А значит, из вдохновляющих путеводных звезд превращались в ненавистные пугала.
Тогда что? И вправду европейско-американский личный успех?
Тогда не надо громких слов, тогда мы – не цивилизация, а воистину лишь довольно-таки уродливый и отсталый, никак не могущий примириться с реальностью аппендикс Европы. И надо кончать болтать и со смирением и благодарностью за то, что нас не гонят, а учат уму-разуму, пристраиваться к ним в хвост.

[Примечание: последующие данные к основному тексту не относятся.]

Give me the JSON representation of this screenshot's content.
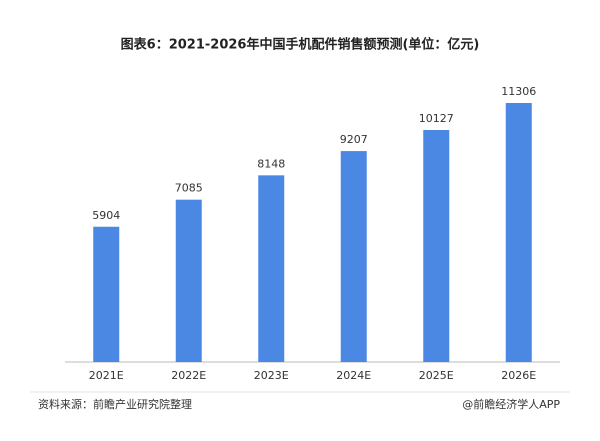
{
  "chart_data": {
    "type": "bar",
    "title": "图表6：2021-2026年中国手机配件销售额预测(单位：亿元)",
    "categories": [
      "2021E",
      "2022E",
      "2023E",
      "2024E",
      "2025E",
      "2026E"
    ],
    "values": [
      5904,
      7085,
      8148,
      9207,
      10127,
      11306
    ],
    "color": "#4a88e3"
  },
  "footer": {
    "source": "资料来源：前瞻产业研究院整理",
    "credit": "@前瞻经济学人APP"
  }
}
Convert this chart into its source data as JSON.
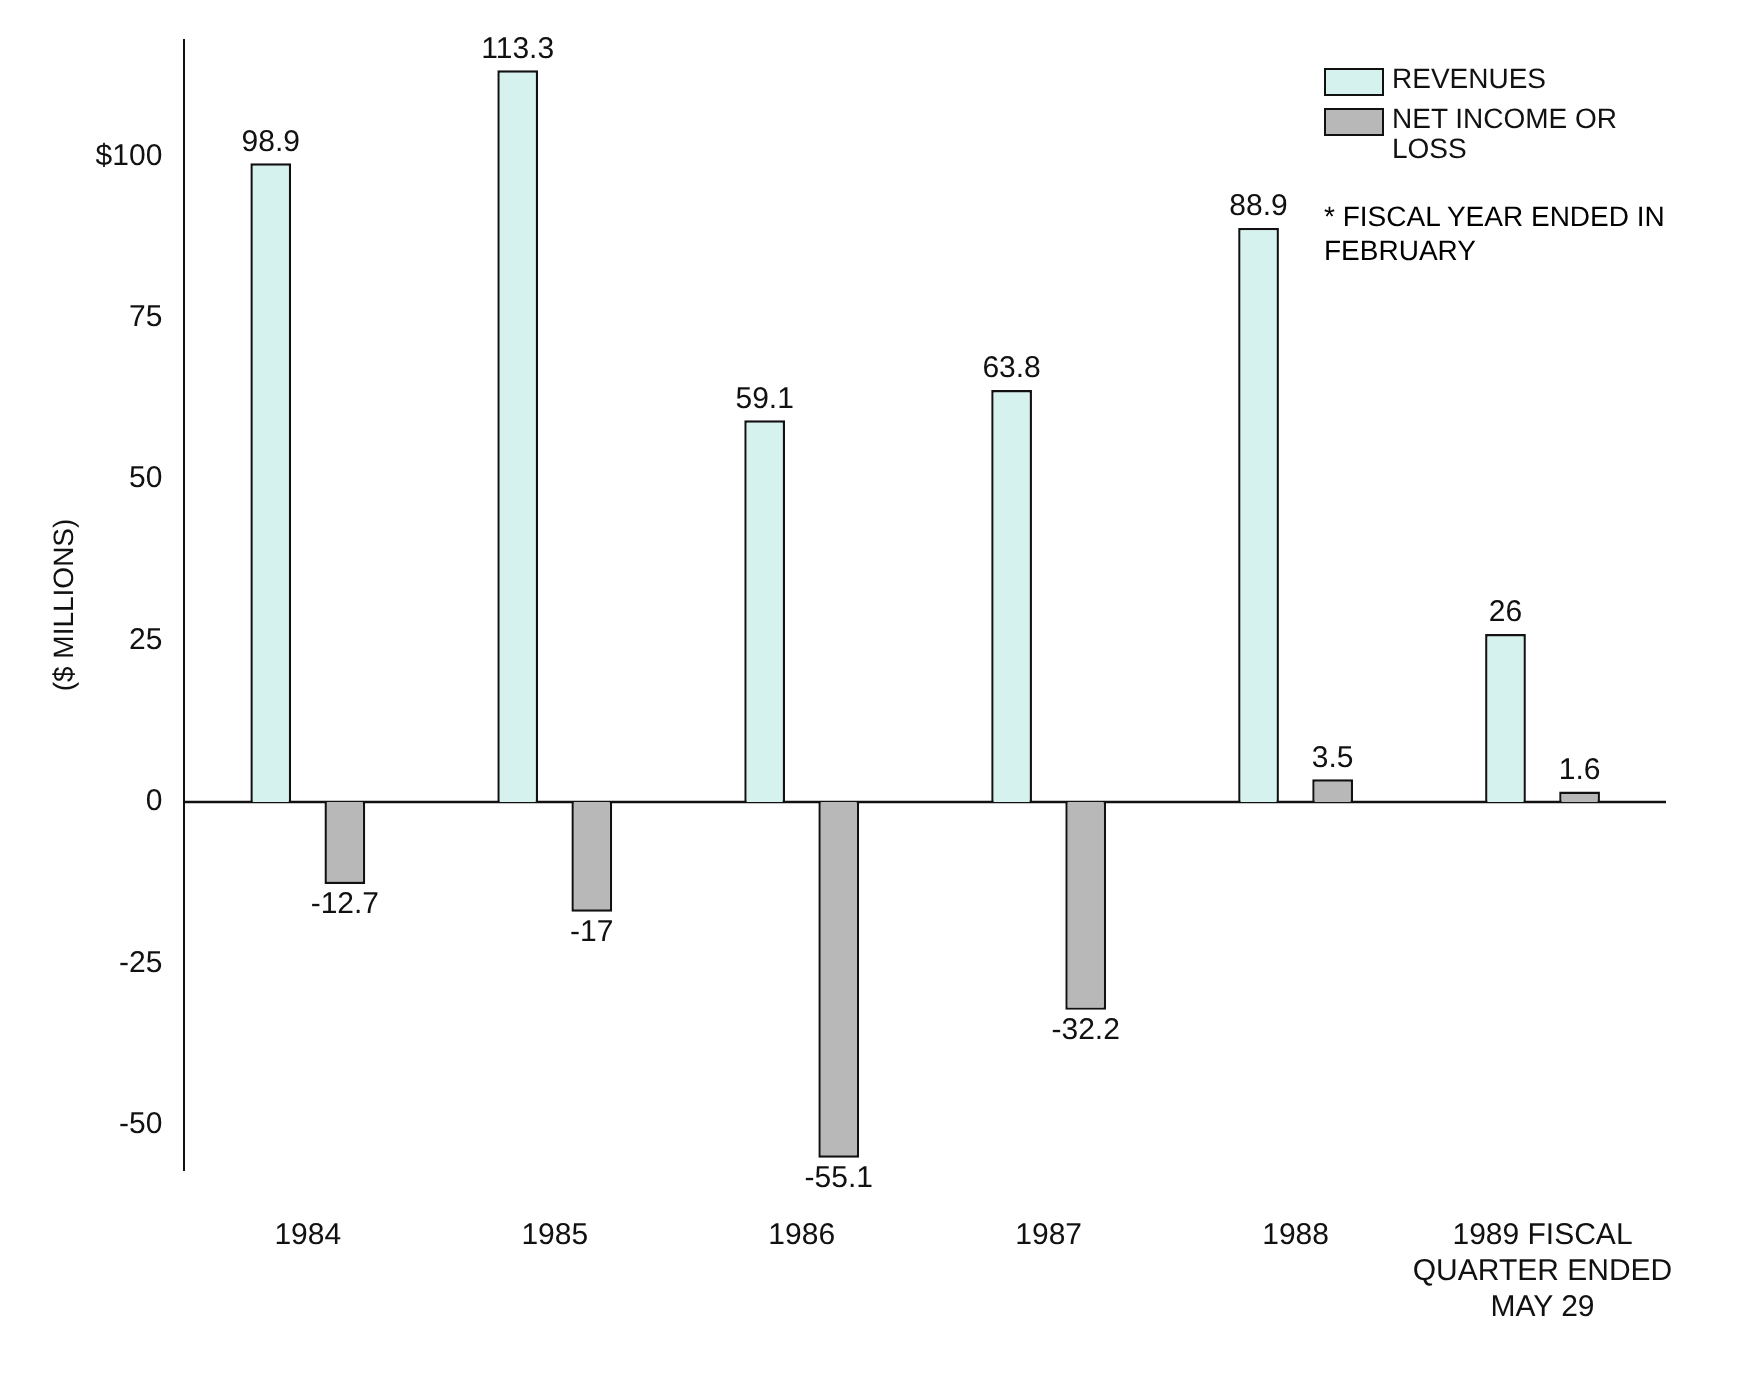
{
  "chart_data": {
    "type": "bar",
    "ylabel": "($ MILLIONS)",
    "categories": [
      "1984",
      "1985",
      "1986",
      "1987",
      "1988",
      "1989 FISCAL QUARTER ENDED MAY 29"
    ],
    "series": [
      {
        "name": "REVENUES",
        "color": "#d6f2ee",
        "values": [
          98.9,
          113.3,
          59.1,
          63.8,
          88.9,
          26
        ]
      },
      {
        "name": "NET INCOME OR LOSS",
        "color": "#b8b8b8",
        "values": [
          -12.7,
          -17,
          -55.1,
          -32.2,
          3.5,
          1.6
        ]
      }
    ],
    "ylim": [
      -57,
      118
    ],
    "yticks": [
      -50,
      -25,
      0,
      25,
      50,
      75,
      {
        "value": 100,
        "label": "$100"
      }
    ],
    "ref_lines": [
      {
        "axis": "y",
        "value": 0,
        "color": "#111111"
      }
    ],
    "data_labels": true,
    "grid": false,
    "legend": "top right",
    "annotations": [
      "* FISCAL YEAR ENDED IN FEBRUARY"
    ]
  }
}
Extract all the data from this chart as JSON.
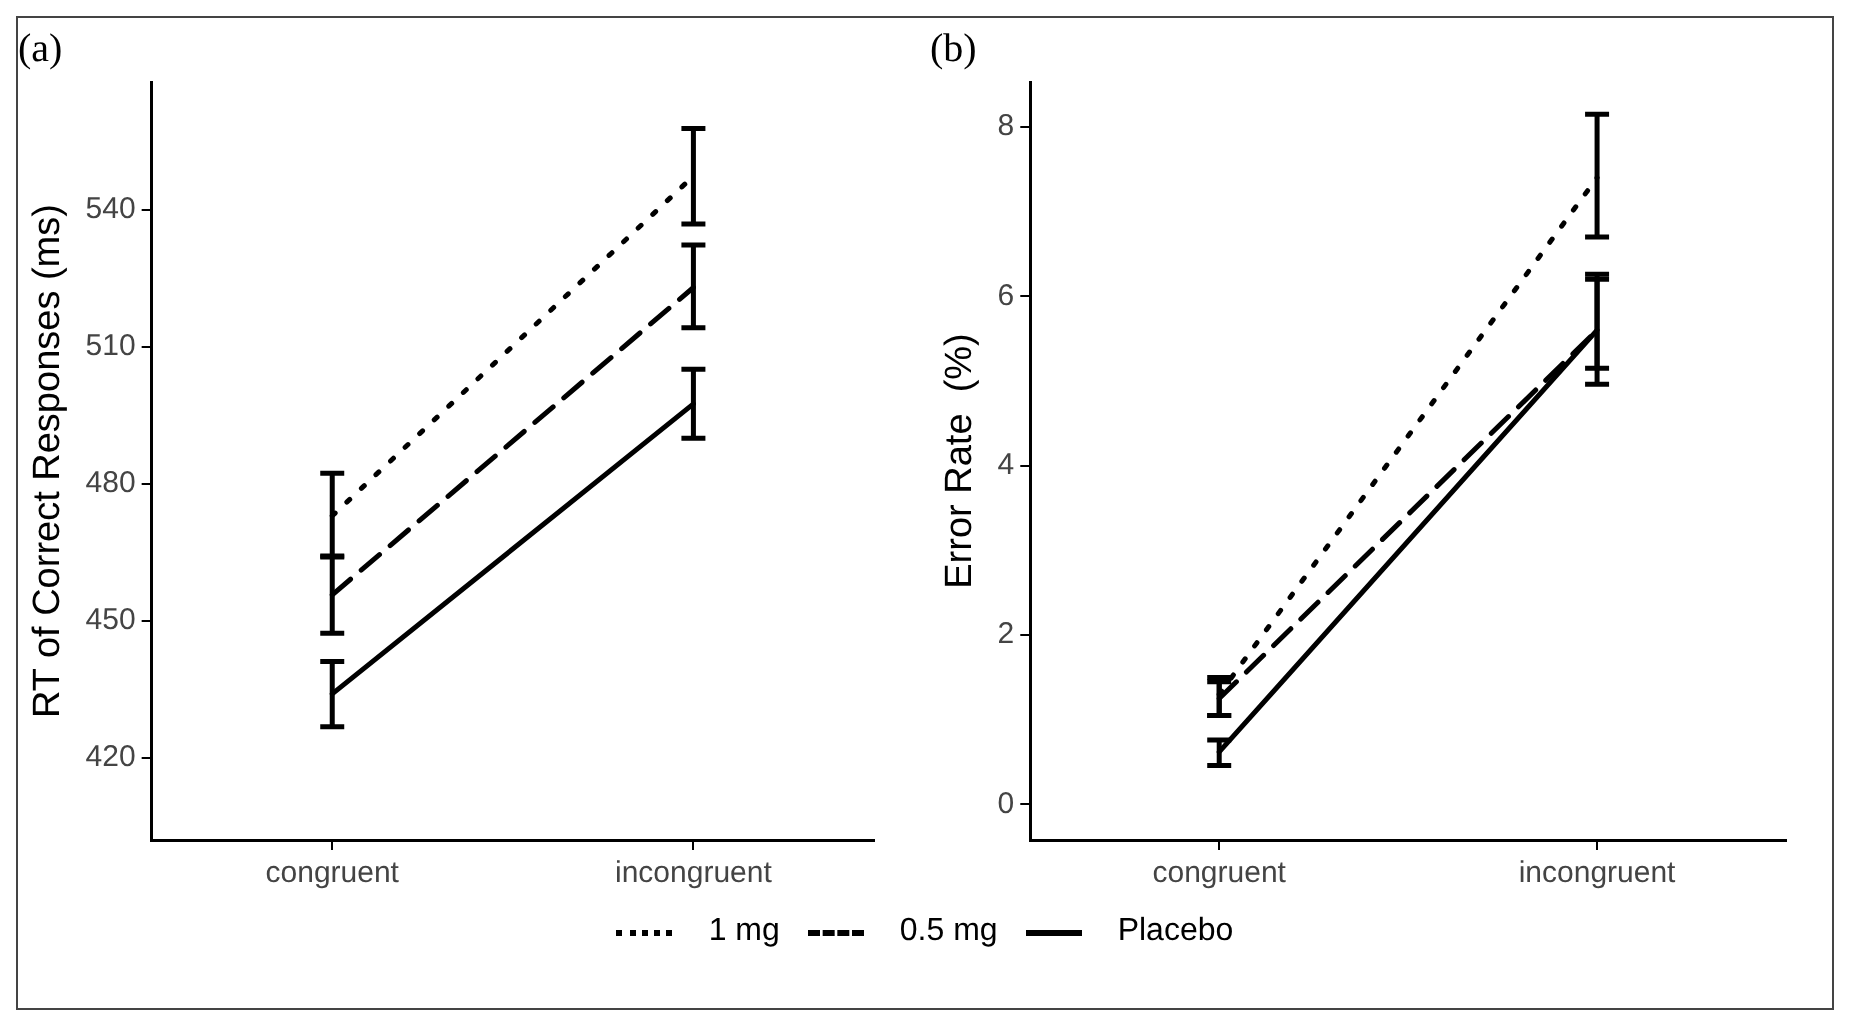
{
  "chart_data": [
    {
      "type": "line",
      "title": "(a)",
      "ylabel": "RT of Correct Responses (ms)",
      "categories": [
        "congruent",
        "incongruent"
      ],
      "ylim": [
        402,
        568
      ],
      "yticks": [
        420,
        450,
        480,
        510,
        540
      ],
      "grid": false,
      "legend": "bottom",
      "series": [
        {
          "name": "1 mg",
          "color": "#000000",
          "line_style": "dotted",
          "values": [
            473,
            547.4
          ],
          "errors": [
            [
              464.2,
              482.3
            ],
            [
              536.9,
              557.8
            ]
          ]
        },
        {
          "name": "0.5 mg",
          "color": "#000000",
          "line_style": "dashed",
          "values": [
            455.7,
            523
          ],
          "errors": [
            [
              447.3,
              464.0
            ],
            [
              514.2,
              532.3
            ]
          ]
        },
        {
          "name": "Placebo",
          "color": "#000000",
          "line_style": "solid",
          "values": [
            434,
            497.5
          ],
          "errors": [
            [
              426.8,
              441.1
            ],
            [
              490,
              505.1
            ]
          ]
        }
      ]
    },
    {
      "type": "line",
      "title": "(b)",
      "ylabel": "Error Rate  (%)",
      "categories": [
        "congruent",
        "incongruent"
      ],
      "ylim": [
        -0.42,
        8.53
      ],
      "yticks": [
        0,
        2,
        4,
        6,
        8
      ],
      "grid": false,
      "series": [
        {
          "color": "#000000",
          "line_style": "dotted",
          "values": [
            1.3,
            7.4
          ],
          "errors": [
            [
              1.05,
              1.5
            ],
            [
              6.7,
              8.15
            ]
          ]
        },
        {
          "color": "#000000",
          "line_style": "dashed",
          "values": [
            1.25,
            5.6
          ],
          "errors": [
            [
              1.05,
              1.45
            ],
            [
              4.96,
              6.26
            ]
          ]
        },
        {
          "color": "#000000",
          "line_style": "solid",
          "values": [
            0.62,
            5.6
          ],
          "errors": [
            [
              0.46,
              0.76
            ],
            [
              5.15,
              6.2
            ]
          ]
        }
      ]
    }
  ]
}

Но почему же именно Россия и вправду всегда будто кость в горле у любого, кто прет в мировые господа? Почему именно она из века в век костьми ложится на рельсы, чтобы преградить ему комфортабельный путь к людоедской победе – и именно ее потом раз за разом несут по всем кочкам за то, что господства якобы ищет именно она?
И почему тот, кто принимает идеал личного успеха, так быстро и безоговорочно начинает восприниматься здесь чужаком? Отступником? И почему сам он, стоило уверовать в эту рогатую звезду, начинает ненавидеть свою страну? Личный успех выколачивает из презренной Отчизны, а живет где подальше, ибо тут ему, видите ли, ад и гной?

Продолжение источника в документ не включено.